With the EBA guidelines nearing completion, financial services organizations will soon have new outline to accelerate their journey to the cloud. We share several of our considerations when selecting a cloud services partner:

  • Does the cloud provider have established security and privacy programs that are re-enforced by independent certifications?
  • Has the provider established a set of rich features to provide security and privacy protections?
  • Can the vendor support risk-based approach that includes implementation of adequate controls and measures, such as the use of encryption technologies for data in transit, data in memory, and data at rest?
  • Do they have confidence in network and computing resources to meet and scale enterprise business demands without impact to availability?
  • Does the provider have the required redundancy and protections at various levels to protect from business impact events such as disasters?
  • Is the provider committed to an experienced security function and is willing to collaborate on security and risk topics with the customer?
  • How does the provider help to support your migration/exit strategy if you decide to change services?
  • Are any of your configurations transportable outside their cloud service?

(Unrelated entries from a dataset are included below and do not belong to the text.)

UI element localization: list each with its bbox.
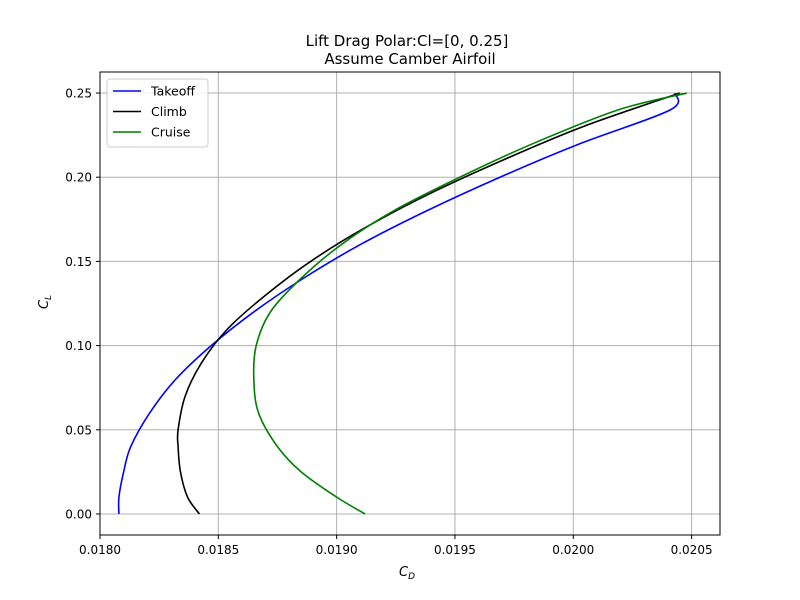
grid: [99, 72, 720, 535]
x-axis-ticks: 0.0180 0.0185 0.0190 0.0195 0.0200 0.0205: [79, 535, 713, 557]
y-tick-label: 0.25: [65, 87, 92, 101]
chart-subtitle: Assume Camber Airfoil: [324, 50, 495, 68]
legend-label-climb: Climb: [151, 104, 187, 119]
x-tick-label: 0.0205: [671, 543, 713, 557]
chart-title: Lift Drag Polar:Cl=[0, 0.25]: [306, 32, 509, 50]
legend-entries: Takeoff Climb Cruise: [113, 84, 195, 140]
y-tick-label: 0.00: [65, 507, 92, 521]
series-line-cruise: [252, 92, 688, 515]
legend-label-cruise: Cruise: [151, 125, 191, 140]
plot-frame: [99, 71, 721, 536]
y-axis-label: CL: [37, 295, 54, 309]
series-line-takeoff: [117, 92, 680, 514]
series-line-climb: [176, 92, 681, 515]
x-tick-label: 0.0200: [552, 543, 594, 557]
x-tick-label: 0.0180: [79, 543, 121, 557]
y-tick-label: 0.20: [65, 171, 92, 185]
x-axis-label-main: C: [399, 565, 409, 580]
series-lines: [117, 92, 688, 515]
x-tick-label: 0.0185: [197, 543, 239, 557]
legend: Takeoff Climb Cruise: [106, 78, 209, 148]
y-tick-label: 0.10: [65, 339, 92, 353]
y-tick-label: 0.15: [65, 255, 92, 269]
y-tick-label: 0.05: [65, 423, 92, 437]
legend-label-takeoff: Takeoff: [150, 84, 195, 99]
legend-box: [106, 78, 209, 148]
y-axis-ticks: 0.00 0.05 0.10 0.15 0.20 0.25: [65, 87, 100, 521]
x-axis-label: CD: [399, 565, 415, 582]
x-axis-label-sub: D: [408, 572, 415, 582]
x-tick-label: 0.0195: [434, 543, 476, 557]
y-axis-label-sub: L: [44, 295, 54, 300]
x-tick-label: 0.0190: [316, 543, 358, 557]
y-axis-label-main: C: [37, 299, 52, 309]
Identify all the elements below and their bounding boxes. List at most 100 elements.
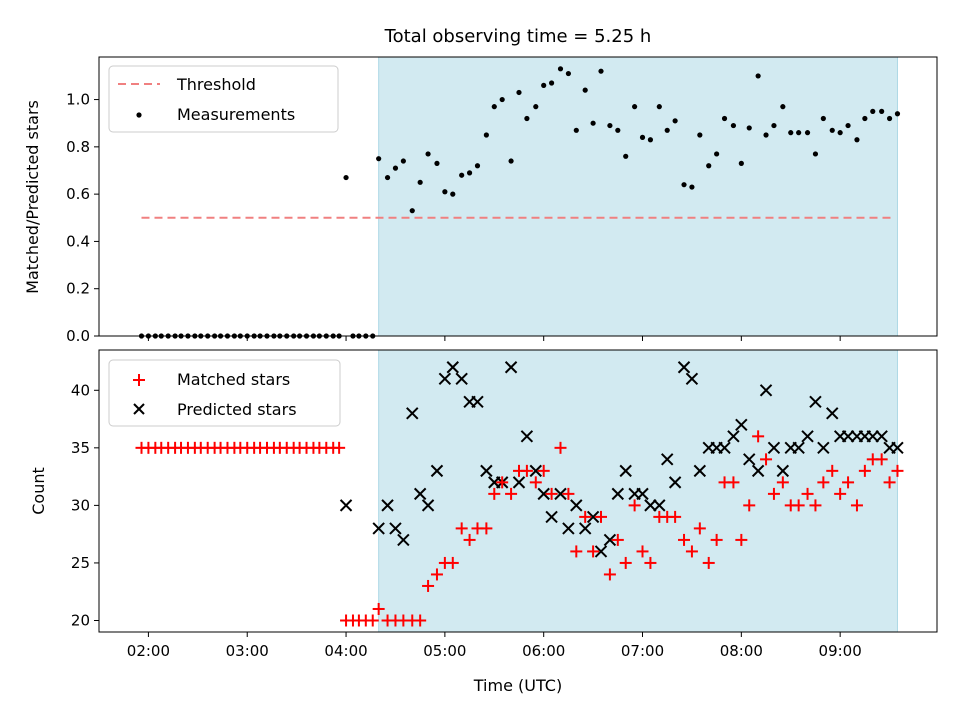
predicted-star-point — [504, 361, 518, 374]
matched-star-point — [505, 487, 518, 500]
measurement-point — [706, 163, 712, 169]
measurement-point — [812, 151, 819, 157]
count-y-axis-label: Count — [29, 467, 48, 515]
count-x-ticks: 02:00 03:00 04:00 05:00 06:00 07:00 08:00 09:00 — [127, 632, 862, 660]
matched-star-point — [735, 533, 748, 546]
ratio-legend-box — [108, 65, 339, 133]
measurement-point — [746, 125, 752, 131]
legend-predicted-label: Predicted stars — [177, 400, 297, 419]
predicted-star-point — [430, 464, 444, 478]
count-x-tick-label: 05:00 — [423, 642, 466, 660]
figure-title: Total observing time = 5.25 h — [384, 26, 652, 47]
matched-star-point — [767, 487, 780, 500]
ratio-x-ticks — [147, 336, 841, 341]
count-x-axis-label: Time (UTC) — [473, 676, 562, 695]
matched-star-point — [678, 533, 691, 546]
predicted-star-point — [372, 522, 385, 535]
matched-star-point — [710, 533, 723, 546]
predicted-star-point — [841, 430, 855, 443]
measurement-point — [434, 160, 440, 166]
predicted-star-point — [413, 487, 427, 501]
predicted-star-point — [891, 441, 904, 455]
predicted-star-point — [792, 441, 805, 455]
measurement-point — [409, 208, 415, 214]
measurement-point — [417, 179, 423, 185]
measurement-point — [763, 132, 769, 138]
predicted-star-point — [776, 464, 790, 478]
ratio-panel: 0.0 0.2 0.4 0.6 0.8 1.0 Matched/Predicted sta… — [23, 56, 938, 345]
count-x-tick-label: 09:00 — [819, 642, 862, 660]
measurement-point — [656, 104, 662, 110]
matched-star-point — [619, 556, 632, 569]
measurement-point — [639, 134, 646, 140]
matched-star-point — [801, 487, 814, 500]
measurement-point — [623, 153, 629, 159]
measurement-point — [771, 122, 777, 129]
matched-star-point — [430, 568, 443, 581]
predicted-star-point — [389, 522, 402, 535]
ratio-y-ticks: 0.0 0.2 0.4 0.6 0.8 1.0 — [66, 91, 99, 345]
matched-star-point — [826, 464, 839, 477]
matched-star-point — [529, 476, 542, 489]
ratio-plot-frame — [98, 56, 938, 337]
predicted-star-point — [421, 499, 435, 512]
measurement-point — [697, 132, 703, 138]
measurement-point — [664, 127, 670, 133]
count-x-tick-label: 04:00 — [324, 642, 367, 660]
matched-star-point — [595, 510, 608, 523]
predicted-star-point — [636, 487, 649, 501]
matched-star-point — [842, 476, 855, 489]
predicted-star-point — [735, 418, 748, 432]
matched-star-point — [562, 487, 575, 500]
matched-star-point — [446, 556, 459, 569]
measurement-point — [796, 130, 802, 136]
ratio-y-tick-label: 0.0 — [66, 327, 90, 345]
ratio-y-tick-label: 0.2 — [66, 280, 90, 298]
matched-star-point — [537, 464, 550, 477]
measurement-point — [632, 104, 638, 110]
matched-star-point — [669, 510, 682, 523]
measurement-point — [730, 122, 737, 129]
measurement-point — [483, 132, 489, 138]
measurement-point — [450, 191, 456, 197]
predicted-star-point — [743, 453, 756, 466]
matched-star-point — [850, 499, 863, 512]
ratio-y-tick-label: 0.8 — [66, 138, 90, 156]
count-legend-box — [108, 359, 341, 427]
measurement-point — [845, 122, 851, 129]
matched-star-point — [883, 476, 896, 489]
matched-star-point — [727, 476, 740, 489]
matched-star-point — [520, 464, 533, 477]
predicted-star-point — [826, 407, 839, 420]
measurement-point — [541, 82, 547, 88]
predicted-star-point — [578, 522, 592, 535]
matched-star-point — [702, 556, 715, 569]
measurement-point — [524, 115, 530, 122]
ratio-y-tick-label: 1.0 — [66, 91, 90, 109]
measurement-point — [886, 115, 893, 122]
measurement-point — [615, 127, 621, 133]
matched-star-point — [587, 545, 600, 558]
measurement-point — [548, 80, 555, 86]
matched-star-point — [480, 522, 493, 535]
predicted-star-point — [644, 499, 657, 512]
measurement-point — [400, 158, 406, 164]
measurement-point — [474, 163, 481, 169]
legend-predicted-swatch — [133, 403, 145, 415]
predicted-star-point — [406, 407, 419, 420]
matched-star-point — [685, 545, 698, 558]
matched-star-point — [611, 533, 624, 546]
matched-star-point — [875, 453, 888, 466]
matched-star-point — [644, 556, 657, 569]
predicted-star-point — [537, 487, 550, 501]
count-x-tick-label: 06:00 — [522, 642, 565, 660]
count-panel: 20 25 30 35 40 02:00 03:00 04:00 05:00 06:00 07:0… — [29, 349, 938, 695]
measurement-point — [533, 104, 539, 110]
count-y-tick-label: 20 — [71, 611, 90, 629]
measurement-point — [598, 68, 604, 74]
measurement-point — [491, 104, 497, 110]
predicted-star-point — [653, 499, 666, 512]
predicted-star-point — [438, 372, 452, 385]
ratio-y-tick-label: 0.4 — [66, 232, 90, 250]
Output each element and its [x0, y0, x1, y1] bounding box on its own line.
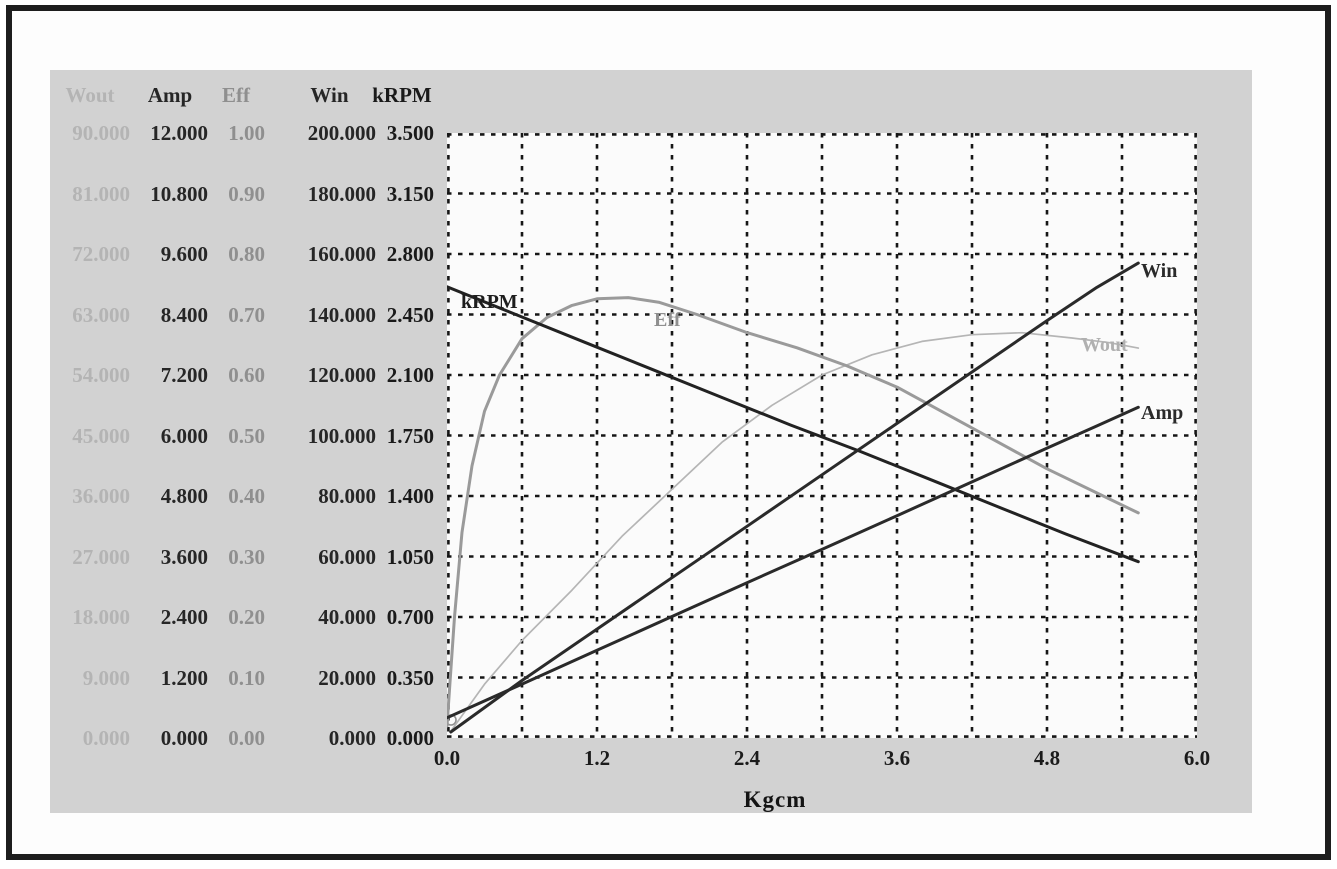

What about core data?
  • Does the vendor offer a complete service lifecycle from production through cloud service / SaaS (single ownership)?
  • Does the vendor support comprehensive audit requirement in terms of right to audit for institutions and competent authorities and ensure physical access to their cloud services operations?

Up, Up, and Away

The EBA Recommendations on Cloud Outsourcing provide the clarity that financial services organizations need to create a comprehensive cloud strategy for their organization. As with any journey, careful planning is essential to success. In developing a migration strategy and choosing a partner, it is important to remain focus on the intended outcomes:  reduced complexity, greater flexibility and agility, lower costs, and better business outcomes.